At School and Day Care
- Take a different route than usual when dropping off or picking up your kids.
- "Inform your children's school of the situation and let them know who is allowed to pick up the children in your absence," says Adrienne Lamar-Snider, chief operations officer at a domestic violence intervention program in Los Angeles. Don't forget to remove your ex from the form that allows him to have lunch with the kids.
- If your child rides a bus, notify the driver or transportation department so they know not to release the child to anyone other than you. Be there when your child gets on and off the bus.
- Speak to your kids so they know they aren't to talk to your ex or leave school with him or anyone else. Discuss and prepare them for possible tricks an abuser might use. For example, Your mom told me to pick you up today; your mom is waiting in the car; or don't you still love Dad?
On the Job
- Vary your routines. Don't leave for work or come home at the same time every day. Take a different route if you can.
- Notify your employer of the situation. If you have a protection order, provide a copy.
- Ask about having your calls screened or have threatening calls transferred to security.
- Have Security escort you to your vehicle.
Away from Home
- If you have a restraining order, keep a copy with you at all times.
- Switch the days and routes you use to run errands. If you usually do your grocery shopping on Sunday morning, go on Thursday evening; if you always stop by the bank on Friday after work, go to a different branch on Saturday morning.
- "Visitation exchanges should always be done in a well-lit and populated location," says Lamar-Snider. Police departments are good, safe exchange places when dealing with an abusive person or if there is a restraining order in place, she adds.
- If your ex knows about any appointments you made before the relationship ended, reschedule.
Online and Technology
- Create a new e-mail account, if possible, so the abuser won't be able to contact you online.
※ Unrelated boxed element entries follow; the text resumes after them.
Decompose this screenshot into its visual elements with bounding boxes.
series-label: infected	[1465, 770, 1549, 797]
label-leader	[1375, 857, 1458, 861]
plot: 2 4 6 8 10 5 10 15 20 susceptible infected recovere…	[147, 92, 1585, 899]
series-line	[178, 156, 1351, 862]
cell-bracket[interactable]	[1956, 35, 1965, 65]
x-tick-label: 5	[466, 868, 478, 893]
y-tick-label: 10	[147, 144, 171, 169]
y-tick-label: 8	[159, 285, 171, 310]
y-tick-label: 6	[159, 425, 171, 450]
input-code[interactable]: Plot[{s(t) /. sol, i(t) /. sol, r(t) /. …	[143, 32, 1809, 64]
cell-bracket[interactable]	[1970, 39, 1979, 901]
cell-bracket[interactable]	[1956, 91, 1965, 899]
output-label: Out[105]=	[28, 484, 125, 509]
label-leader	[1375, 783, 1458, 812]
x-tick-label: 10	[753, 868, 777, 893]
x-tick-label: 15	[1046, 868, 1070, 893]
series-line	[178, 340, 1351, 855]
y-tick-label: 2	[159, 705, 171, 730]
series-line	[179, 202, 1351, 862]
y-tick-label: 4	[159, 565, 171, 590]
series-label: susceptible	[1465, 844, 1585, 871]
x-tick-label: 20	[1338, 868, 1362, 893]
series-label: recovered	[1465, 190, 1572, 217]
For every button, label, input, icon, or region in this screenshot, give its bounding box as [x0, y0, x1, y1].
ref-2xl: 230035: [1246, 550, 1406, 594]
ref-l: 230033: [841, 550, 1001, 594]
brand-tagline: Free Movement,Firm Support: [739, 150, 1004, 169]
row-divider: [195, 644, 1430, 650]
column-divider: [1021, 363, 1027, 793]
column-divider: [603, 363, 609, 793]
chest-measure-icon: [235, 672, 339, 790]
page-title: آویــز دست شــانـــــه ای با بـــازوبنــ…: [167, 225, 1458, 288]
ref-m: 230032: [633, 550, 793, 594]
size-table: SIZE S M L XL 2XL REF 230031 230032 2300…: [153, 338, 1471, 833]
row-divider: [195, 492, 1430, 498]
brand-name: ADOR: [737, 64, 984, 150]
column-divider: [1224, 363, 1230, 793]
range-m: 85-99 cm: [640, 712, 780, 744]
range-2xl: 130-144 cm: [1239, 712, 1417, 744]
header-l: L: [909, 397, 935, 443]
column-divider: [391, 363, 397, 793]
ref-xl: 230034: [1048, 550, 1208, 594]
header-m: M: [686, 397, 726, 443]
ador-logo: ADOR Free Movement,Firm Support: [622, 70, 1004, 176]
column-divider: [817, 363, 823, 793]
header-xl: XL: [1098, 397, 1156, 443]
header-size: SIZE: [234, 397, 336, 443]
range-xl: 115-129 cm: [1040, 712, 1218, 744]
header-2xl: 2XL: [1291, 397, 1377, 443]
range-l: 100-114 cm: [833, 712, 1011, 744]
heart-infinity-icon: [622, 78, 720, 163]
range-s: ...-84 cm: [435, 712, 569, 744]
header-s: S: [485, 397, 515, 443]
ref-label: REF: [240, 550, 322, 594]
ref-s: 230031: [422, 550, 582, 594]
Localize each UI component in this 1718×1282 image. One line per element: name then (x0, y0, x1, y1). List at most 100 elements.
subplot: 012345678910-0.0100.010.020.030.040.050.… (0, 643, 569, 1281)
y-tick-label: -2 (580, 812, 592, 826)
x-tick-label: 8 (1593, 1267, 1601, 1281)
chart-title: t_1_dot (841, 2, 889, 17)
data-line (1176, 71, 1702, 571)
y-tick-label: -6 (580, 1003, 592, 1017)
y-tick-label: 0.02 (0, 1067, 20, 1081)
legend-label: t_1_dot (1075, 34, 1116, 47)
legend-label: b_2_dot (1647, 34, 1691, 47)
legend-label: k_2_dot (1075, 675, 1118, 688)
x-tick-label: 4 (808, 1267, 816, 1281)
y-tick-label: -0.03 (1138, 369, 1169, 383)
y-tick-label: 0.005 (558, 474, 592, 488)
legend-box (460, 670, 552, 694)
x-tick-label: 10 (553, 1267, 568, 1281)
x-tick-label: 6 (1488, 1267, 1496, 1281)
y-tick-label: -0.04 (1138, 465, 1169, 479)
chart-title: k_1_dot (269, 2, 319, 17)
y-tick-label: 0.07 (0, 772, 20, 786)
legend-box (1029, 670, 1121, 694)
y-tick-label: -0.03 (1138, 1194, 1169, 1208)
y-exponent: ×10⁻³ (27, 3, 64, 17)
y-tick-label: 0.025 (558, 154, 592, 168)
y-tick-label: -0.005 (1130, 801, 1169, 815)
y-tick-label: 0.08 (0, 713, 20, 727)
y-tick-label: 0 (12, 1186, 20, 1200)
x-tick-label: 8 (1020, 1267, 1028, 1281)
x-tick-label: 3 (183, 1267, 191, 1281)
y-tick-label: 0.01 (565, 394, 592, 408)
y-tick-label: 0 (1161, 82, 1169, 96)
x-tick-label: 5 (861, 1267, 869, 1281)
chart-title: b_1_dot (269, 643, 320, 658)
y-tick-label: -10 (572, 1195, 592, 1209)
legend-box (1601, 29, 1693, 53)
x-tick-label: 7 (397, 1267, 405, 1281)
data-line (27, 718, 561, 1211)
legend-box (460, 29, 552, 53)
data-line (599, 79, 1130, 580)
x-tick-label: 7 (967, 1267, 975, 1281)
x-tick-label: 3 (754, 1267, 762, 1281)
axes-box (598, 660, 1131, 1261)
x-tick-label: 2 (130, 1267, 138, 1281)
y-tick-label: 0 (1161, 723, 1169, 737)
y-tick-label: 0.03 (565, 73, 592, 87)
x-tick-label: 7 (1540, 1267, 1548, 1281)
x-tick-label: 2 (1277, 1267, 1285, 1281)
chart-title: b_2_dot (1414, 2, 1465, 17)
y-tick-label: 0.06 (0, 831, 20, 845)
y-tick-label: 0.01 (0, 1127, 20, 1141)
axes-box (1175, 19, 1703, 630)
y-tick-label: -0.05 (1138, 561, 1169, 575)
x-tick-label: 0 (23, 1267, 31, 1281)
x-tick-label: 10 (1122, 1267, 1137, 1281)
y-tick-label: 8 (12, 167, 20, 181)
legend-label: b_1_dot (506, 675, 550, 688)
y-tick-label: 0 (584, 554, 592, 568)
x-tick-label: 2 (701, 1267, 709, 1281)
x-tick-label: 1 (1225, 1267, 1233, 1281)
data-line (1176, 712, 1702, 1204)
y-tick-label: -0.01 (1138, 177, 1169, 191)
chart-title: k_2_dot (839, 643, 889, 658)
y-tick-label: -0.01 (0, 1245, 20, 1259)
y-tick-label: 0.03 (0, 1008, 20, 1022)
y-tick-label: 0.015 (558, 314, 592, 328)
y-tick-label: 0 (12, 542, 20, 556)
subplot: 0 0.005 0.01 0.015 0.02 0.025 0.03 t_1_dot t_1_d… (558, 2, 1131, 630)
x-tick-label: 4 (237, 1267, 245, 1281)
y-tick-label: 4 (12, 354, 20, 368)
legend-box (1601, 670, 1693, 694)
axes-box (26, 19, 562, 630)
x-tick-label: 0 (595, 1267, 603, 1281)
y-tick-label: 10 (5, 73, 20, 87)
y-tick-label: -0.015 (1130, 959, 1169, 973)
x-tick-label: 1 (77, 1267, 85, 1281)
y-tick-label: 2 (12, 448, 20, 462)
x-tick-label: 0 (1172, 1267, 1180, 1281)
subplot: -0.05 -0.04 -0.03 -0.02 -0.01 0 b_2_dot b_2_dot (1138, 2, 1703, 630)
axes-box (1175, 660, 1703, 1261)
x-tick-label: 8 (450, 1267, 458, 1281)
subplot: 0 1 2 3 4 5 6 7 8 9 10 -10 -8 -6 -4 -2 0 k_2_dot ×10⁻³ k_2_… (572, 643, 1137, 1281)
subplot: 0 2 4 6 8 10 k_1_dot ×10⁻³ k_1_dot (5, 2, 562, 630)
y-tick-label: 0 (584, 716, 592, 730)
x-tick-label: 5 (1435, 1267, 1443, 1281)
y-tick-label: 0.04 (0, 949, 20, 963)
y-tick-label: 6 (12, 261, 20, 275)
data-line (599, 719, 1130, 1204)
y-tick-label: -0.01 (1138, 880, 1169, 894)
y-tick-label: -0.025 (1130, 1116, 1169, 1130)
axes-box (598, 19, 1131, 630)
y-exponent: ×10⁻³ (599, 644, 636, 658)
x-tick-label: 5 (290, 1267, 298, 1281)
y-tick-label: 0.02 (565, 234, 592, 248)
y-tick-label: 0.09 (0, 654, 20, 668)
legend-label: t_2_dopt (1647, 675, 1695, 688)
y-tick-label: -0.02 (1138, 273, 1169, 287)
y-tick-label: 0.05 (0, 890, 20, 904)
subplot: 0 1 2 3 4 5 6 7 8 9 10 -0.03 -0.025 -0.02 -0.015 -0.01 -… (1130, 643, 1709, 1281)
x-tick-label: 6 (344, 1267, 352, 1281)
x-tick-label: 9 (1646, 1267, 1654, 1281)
If you can't (or don't want to) change the address, change your password and set up a filter so messages from him are automatically sent to a separate folder or deleted.
- Change passwords and block him on Facebook, Twitter, and other social media sites. Set your page to private. Be careful who you friend or follow, as some exes will create a fake identity or have friends harass and spy on you.
- Have your computer checked by a professional or a tech-savvy friend to make sure your ex didn't install monitoring software.
- Some abusers install software on their partner's cell phone so they're able to track her location. Turn off GPS and have your phone checked.
- Change all debit card PINs and online banking passwords.
- "Close any joint accounts to stop them from being abused by the other party," says Denise Winston, author of Money Starts Here! Your Practical Guide to Survive and Thrive in Any Economy. If your ex overdraws the account or bounces checks, it could affect your credit if the account is also in your name.
- Check your credit report to make sure the abuser hasn't secured credit in your name. It may be a good idea to place a fraud alert on your file so creditors have to contact you to verify your identity before issuing new credit or making changes on existing accounts.
- "Set up text and e-mail alerts on all bank accounts, credit cards, and loans so you're informed of every transaction," Winston says.
- Update insurance plans and your will if your ex was listed as the beneficiary.